A before and after becoming a body builder picture of an amputee with the caption “Excuses. Let’s hear yours again”
Young boy, a double above the knee amputee with running blades, running with the caption “Your excuse is invalid”
This one has been doing the rounds again recently on facebook. A picture  of a double just below the knee amputee  using prosthetics rock-climbing. Normally shared with the caption “What’s your excuse?”

I hate, hate, hate these memes and I think you should have a problem with them too. “Why?” I hear you cry! “These pictures celebrate the achievement of overcoming disability/adversity! They are a force for good!”. Well I don’t agree, and because this is my blog and I’m writing this post I’m going to tell you exactly why I don’t agree.

They assume people reading are non-disabled.
These messages all seem aimed at non disabled people which is an issue in itself. It shows that on some level they are “othering” disabled people. Here disabled people are inspiration, not audience. If you want to build a world where disabled people are treated as equals then that’s not the way to do it.
If, on the other-hand, it’s not assuming that it’s audience is non-disabled then that’s also a issue. These things are really insulting to disabled people who for one reason or another can’t just pop out and climb a mountain and they place undue pressure on disabled people to conform to some heroic ideal. I’m going to talk more about these things in the rest of the post.

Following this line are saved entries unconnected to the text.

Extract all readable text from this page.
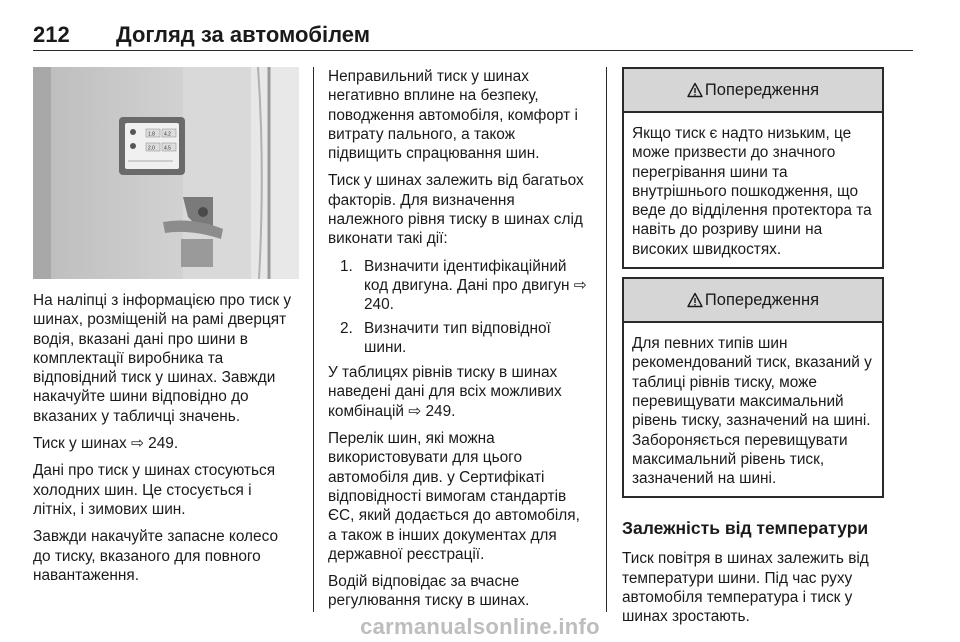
212 Догляд за автомобілем
1.8 4.2
2.0 4.5

На наліпці з інформацією про тиск у шинах, розміщеній на рамі дверцят водія, вказані дані про шини в комплектації виробника та відповідний тиск у шинах. Завжди накачуйте шини відповідно до вказаних у табличці значень.

Тиск у шинах ⇨ 249.

Дані про тиск у шинах стосуються холодних шин. Це стосується і літніх, і зимових шин.

Завжди накачуйте запасне колесо до тиску, вказаного для повного навантаження.

Неправильний тиск у шинах негативно вплине на безпеку, поводження автомобіля, комфорт і витрату пального, а також підвищить спрацювання шин.

Тиск у шинах залежить від багатьох факторів. Для визначення належного рівня тиску в шинах слід виконати такі дії:

1. Визначити ідентифікаційний код двигуна. Дані про двигун ⇨ 240.
2. Визначити тип відповідної шини.

У таблицях рівнів тиску в шинах наведені дані для всіх можливих комбінацій ⇨ 249.

Перелік шин, які можна використовувати для цього автомобіля див. у Сертифікаті відповідності вимогам стандартів ЄС, який додається до автомобіля, а також в інших документах для державної реєстрації.

Водій відповідає за вчасне регулювання тиску в шинах.

Попередження
Якщо тиск є надто низьким, це може призвести до значного перегрівання шини та внутрішнього пошкодження, що веде до відділення протектора та навіть до розриву шини на високих швидкостях.
Попередження
Для певних типів шин рекомендований тиск, вказаний у таблиці рівнів тиску, може перевищувати максимальний рівень тиску, зазначений на шині. Забороняється перевищувати максимальний рівень тиск, зазначений на шині.
Залежність від температури

Тиск повітря в шинах залежить від температури шини. Під час руху автомобіля температура і тиск у шинах зростають.

carmanualsonline.info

They forget there are many vaild reasons people can’t do those things.
Money. All of us have to grapple with the cost of getting to venues, paying entrance fees/membership and buying equipment which is often prohibitively expensive. If you are disabled then extra costs like adapted prosthetics  mobility equipment  care also cost a lot of money. A decent all terrain electric wheelchair is at least £15,000, then you need a specialist car or a trailer to move it in… It all adds up to quite a lot before you factor in the costs of powerful, safe to use grappling hooks and strong rope so you can try your hand at mountain climbing.
Time. Turns out disabled people work and have social commitments, go figure. Finding the time to train to a high level isn’t easy.
Location. I’m telling you now that even from a UK perspective a disabled person in London has a better chance of finding a local accessible gym than a disabled person living in the rural Scottish highlands.
Opportunity. It’s great that some people know the right people or get lucky with charity support, but they are the exception to the rule.
Disability, yeah I went there. An amputee with running blades may well be able to run 200m. I, as a non-amputee with chronic pain who cannot walk 30m without being sick simply cannot run 200m, and as it stands will not be able to run 200m in the foreseeable future. I could do it in my wheelchair but that’s not the message. The message is that just using a wheelchair isn’t good enough, you need to go beyond that to be “normal” and to fully overcome disability.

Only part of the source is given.